La habitación era una copia de lo que había visto en la sala donde habían enjuiciado a Lucía, solo que esta vez, todas las ventanas estaban tapadas con cortinas dobles, todas conectadas al mismo mecanismo de correas, y lo único que podía ver era un pilar al centro de la habitación. No tenía forma de comprobar la hora, pero ya había algo de luz natural colándose por los espacios descubiertos, dibujando pequeños rayos de amarillo pálido en el piso de cerámica, así que al menos sabía que el sol ya había salido cuando entró.

Adán y Victoria no iban a arriesgarse a entrar a una habitación de vidrio en plena luz del día, al menos, Martín no creía que fueran a hacerlo. Quizá Victoria lo consideraría, por ser Francisca, pero Adán no tenía ningún motivo para ponerse en peligro por ella, así que era seguro asumir que iba a tener tiempo suficiente para cumplir su misión y salir sin tener que enfrentarse a ellos.

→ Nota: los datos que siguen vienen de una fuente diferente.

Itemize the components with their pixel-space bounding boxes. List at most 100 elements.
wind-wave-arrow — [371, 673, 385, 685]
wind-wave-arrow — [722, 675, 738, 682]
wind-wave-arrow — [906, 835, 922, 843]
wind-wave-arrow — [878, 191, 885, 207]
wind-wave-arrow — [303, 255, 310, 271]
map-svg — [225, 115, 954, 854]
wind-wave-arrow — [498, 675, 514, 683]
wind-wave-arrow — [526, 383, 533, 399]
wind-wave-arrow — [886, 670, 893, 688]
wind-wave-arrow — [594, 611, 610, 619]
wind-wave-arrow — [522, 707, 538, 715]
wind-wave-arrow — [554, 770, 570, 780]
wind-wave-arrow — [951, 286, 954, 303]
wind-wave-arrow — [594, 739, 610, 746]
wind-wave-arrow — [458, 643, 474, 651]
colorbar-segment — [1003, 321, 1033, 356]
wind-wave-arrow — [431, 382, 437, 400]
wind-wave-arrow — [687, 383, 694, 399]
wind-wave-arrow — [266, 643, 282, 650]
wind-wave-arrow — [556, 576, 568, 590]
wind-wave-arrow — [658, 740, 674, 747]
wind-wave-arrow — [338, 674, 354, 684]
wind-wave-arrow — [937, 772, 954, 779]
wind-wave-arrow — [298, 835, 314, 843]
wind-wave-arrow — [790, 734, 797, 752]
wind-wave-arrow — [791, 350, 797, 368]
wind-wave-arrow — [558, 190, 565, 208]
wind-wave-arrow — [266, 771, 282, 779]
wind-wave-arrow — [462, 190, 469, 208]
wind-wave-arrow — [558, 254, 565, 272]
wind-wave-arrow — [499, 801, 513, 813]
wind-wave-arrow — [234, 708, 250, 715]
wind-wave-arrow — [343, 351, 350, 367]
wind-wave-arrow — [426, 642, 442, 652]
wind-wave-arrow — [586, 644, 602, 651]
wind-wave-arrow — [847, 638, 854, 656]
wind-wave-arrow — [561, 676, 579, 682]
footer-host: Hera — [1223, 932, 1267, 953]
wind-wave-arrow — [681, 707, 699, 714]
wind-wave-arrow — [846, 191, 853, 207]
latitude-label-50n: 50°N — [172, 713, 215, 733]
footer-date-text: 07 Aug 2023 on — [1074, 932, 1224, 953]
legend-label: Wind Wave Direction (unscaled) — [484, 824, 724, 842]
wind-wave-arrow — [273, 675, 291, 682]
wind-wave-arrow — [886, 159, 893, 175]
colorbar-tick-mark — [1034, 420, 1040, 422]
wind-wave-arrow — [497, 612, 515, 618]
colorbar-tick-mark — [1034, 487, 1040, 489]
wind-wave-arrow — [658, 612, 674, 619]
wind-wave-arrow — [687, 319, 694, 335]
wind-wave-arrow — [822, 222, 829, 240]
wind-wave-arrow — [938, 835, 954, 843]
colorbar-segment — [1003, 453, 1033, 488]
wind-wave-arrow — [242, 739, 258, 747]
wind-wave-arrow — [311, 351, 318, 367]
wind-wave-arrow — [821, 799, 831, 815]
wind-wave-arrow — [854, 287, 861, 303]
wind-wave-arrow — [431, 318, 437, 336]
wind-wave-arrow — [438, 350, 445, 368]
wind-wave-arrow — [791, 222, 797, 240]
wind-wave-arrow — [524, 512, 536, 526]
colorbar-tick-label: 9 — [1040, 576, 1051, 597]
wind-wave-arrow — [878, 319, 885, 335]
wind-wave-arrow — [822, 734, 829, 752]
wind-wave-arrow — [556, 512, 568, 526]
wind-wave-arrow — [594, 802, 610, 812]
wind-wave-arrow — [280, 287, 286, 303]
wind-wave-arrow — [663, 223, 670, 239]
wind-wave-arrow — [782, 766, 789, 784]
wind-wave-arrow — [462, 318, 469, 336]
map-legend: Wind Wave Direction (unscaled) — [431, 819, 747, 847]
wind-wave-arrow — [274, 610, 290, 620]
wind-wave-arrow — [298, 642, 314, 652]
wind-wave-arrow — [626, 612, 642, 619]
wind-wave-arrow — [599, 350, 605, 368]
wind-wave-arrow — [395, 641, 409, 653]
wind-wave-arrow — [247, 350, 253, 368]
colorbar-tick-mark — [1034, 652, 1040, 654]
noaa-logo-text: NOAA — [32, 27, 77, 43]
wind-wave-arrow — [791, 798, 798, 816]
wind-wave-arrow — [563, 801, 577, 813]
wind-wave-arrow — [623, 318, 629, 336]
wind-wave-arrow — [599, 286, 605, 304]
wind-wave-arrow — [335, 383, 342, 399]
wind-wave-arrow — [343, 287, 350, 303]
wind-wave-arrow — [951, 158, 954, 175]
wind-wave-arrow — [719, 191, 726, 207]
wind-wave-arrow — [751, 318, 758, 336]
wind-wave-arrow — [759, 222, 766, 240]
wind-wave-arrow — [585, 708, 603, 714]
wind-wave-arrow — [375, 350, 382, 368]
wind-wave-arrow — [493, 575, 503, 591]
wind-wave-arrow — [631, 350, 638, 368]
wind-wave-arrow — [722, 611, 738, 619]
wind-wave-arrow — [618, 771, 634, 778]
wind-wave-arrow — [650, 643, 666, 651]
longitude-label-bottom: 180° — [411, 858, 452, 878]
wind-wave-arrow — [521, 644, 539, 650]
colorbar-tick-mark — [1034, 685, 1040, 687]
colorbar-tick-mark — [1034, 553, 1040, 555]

No había cadenas ni cuerdas para sujetar el cuerpo de Francisca, pero Martín podía sentir su presencia en el lugar. Tal y como ella había dicho la primera vez: no podía escuchar su mente, pero aún así podía sentirla, como un peso en el aire, como un cosquilleo en la parte de atrás de la cabeza. Presente de formas que Martín no podía explicar con los términos que había aprendido durante su vida humana.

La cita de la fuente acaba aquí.